Let me define it first
A $\Phi:\mathbb{R}\to \mathbb{R^+}$ be a convex function that satisfies the following properties
(1) $\Phi(-x)=\Phi(x)$
(2) $\Phi(0)=0$
(3) $\lim_{x\to\infty}\Phi(x)=+\infty$
the for each such function we have another associated convex function $\Psi:\mathbb{R}\to\mathbb{R^+}$ which is defined as $\Psi(y)=\sup\{x|y|-\Phi(x):x\geq0\}$ for all $y\in \mathbb{R}$ and satisfies the same above properties (1), (2), and (3).
My question: Let $\Phi(x)=|x|^p,p\geq1$ so we can see that it satisfies the property (1), (2), and (3) now I want to find $\Psi(y)$ for this so according to the definition we have
$\Psi(y)=\sup\{x|y|-|x|^p,x\geq0\}$ for all $y\in \mathbb{R}$ , I am stuck here that how do I find the supremum of this function, what I know is to find the supremum of the function we differentiate it and equate it to zero then we find the second order derivative and check for values of $x$ but how do I differentiate here?

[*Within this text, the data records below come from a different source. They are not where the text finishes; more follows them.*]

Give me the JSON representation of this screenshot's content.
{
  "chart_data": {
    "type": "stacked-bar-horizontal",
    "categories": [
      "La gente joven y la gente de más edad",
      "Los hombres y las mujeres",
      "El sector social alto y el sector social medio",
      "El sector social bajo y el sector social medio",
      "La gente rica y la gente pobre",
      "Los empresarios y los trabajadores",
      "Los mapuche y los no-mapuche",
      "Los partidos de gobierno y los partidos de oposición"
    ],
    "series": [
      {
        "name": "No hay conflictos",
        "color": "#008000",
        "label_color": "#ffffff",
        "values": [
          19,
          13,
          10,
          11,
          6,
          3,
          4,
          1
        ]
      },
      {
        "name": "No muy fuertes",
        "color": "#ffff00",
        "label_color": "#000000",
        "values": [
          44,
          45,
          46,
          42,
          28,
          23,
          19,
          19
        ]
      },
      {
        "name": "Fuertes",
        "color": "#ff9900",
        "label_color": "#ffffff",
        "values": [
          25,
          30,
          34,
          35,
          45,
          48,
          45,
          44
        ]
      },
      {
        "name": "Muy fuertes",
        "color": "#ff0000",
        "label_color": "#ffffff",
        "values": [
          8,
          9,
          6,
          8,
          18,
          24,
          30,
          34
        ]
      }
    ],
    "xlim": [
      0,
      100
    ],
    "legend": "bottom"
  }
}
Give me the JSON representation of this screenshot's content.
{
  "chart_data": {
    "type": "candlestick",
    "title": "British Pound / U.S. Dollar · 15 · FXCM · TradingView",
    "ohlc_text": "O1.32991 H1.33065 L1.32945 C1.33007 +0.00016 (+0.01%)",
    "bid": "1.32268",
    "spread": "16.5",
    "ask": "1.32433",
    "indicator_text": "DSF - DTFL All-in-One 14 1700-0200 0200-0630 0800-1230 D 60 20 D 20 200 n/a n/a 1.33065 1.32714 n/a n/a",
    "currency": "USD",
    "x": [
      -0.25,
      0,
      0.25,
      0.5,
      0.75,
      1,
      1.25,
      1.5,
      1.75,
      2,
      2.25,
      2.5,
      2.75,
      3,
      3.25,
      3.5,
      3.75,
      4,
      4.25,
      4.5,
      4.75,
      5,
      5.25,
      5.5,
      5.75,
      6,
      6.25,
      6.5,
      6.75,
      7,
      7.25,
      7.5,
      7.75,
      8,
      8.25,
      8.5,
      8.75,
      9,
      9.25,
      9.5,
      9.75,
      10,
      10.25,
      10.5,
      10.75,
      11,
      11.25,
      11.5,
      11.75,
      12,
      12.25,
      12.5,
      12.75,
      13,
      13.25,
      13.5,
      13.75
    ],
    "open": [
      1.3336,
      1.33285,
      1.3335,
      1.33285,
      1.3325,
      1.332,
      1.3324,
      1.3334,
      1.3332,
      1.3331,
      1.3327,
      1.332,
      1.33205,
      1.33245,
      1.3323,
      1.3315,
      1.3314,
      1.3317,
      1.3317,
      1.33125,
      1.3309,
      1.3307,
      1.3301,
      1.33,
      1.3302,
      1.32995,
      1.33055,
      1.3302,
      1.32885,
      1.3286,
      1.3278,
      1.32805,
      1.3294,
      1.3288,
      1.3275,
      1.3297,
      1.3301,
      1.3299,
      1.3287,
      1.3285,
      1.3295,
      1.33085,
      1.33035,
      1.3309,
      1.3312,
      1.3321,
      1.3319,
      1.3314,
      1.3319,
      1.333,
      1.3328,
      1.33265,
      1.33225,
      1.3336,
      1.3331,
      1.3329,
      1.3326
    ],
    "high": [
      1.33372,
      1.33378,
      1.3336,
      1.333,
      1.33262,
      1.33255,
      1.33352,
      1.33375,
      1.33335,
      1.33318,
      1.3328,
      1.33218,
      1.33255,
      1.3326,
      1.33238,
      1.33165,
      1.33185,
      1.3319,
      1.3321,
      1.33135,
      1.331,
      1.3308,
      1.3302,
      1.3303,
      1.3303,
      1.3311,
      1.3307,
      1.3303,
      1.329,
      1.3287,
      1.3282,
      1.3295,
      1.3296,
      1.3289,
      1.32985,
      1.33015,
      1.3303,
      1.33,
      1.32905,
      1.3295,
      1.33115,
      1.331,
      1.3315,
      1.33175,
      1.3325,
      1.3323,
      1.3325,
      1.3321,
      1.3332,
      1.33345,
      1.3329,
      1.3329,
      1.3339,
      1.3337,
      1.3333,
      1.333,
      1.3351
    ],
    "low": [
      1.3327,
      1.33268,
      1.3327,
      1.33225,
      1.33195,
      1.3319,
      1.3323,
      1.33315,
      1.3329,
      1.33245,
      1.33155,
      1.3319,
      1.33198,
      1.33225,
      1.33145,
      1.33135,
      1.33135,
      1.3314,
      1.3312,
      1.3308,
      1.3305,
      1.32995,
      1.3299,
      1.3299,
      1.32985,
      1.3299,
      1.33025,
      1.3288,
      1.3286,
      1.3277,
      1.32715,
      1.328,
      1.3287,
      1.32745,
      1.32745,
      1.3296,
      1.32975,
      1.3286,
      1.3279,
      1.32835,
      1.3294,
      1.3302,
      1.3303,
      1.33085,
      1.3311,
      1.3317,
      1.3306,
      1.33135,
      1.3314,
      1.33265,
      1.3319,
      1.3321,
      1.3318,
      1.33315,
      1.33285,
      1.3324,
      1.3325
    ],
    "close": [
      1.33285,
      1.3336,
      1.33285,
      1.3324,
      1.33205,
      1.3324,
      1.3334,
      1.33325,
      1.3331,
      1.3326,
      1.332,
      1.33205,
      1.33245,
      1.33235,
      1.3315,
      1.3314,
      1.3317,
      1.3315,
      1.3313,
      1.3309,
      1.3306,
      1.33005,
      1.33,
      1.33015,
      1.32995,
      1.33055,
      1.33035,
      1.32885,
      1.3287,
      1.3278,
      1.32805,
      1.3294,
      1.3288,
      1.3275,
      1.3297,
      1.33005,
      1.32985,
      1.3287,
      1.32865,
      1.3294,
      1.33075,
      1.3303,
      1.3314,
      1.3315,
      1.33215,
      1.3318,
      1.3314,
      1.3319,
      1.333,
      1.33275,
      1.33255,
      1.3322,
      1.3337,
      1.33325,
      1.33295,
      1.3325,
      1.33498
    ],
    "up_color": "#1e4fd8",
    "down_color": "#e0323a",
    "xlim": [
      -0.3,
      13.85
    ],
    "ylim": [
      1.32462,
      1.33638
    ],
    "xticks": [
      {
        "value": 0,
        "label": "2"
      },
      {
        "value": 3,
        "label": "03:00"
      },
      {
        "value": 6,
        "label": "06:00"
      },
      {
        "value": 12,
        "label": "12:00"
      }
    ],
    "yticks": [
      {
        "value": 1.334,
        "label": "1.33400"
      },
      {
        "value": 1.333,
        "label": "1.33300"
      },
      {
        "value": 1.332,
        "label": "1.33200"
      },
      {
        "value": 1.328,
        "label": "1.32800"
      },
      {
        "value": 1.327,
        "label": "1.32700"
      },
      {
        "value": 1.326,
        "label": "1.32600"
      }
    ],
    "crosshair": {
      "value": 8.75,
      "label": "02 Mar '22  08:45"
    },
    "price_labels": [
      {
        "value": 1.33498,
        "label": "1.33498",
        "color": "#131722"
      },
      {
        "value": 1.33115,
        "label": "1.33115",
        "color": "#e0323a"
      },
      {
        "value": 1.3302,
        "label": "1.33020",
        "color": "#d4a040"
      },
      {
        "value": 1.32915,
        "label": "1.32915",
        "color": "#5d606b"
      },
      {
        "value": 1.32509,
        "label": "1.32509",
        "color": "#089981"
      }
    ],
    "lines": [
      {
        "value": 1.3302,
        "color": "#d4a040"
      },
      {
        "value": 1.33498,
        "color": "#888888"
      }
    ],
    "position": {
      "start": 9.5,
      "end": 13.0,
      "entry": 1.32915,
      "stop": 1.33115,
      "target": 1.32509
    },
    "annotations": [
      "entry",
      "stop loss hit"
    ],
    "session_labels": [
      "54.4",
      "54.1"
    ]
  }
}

Ok, since $x \geq 0$ we have $|x| = x$ and hence $$ \sup\limits_{x\geq 0}\{x|y|-|x|^p\} = \sup\limits_{x\geq 0}\{x|y|-x^p\}. $$ If $p>1$, the expression under the supremum decreases unboundedly if $x\to\infty$, hence the supremum is either attained at the left boundary, or at an extremum point. At the left boundary the expression is $0$, whereas to find extremum point you need to find zeros of the derivative wrt $x$. There is just one at $(|y|/p)^{\frac1{1-p}}$. Can you work out the rest?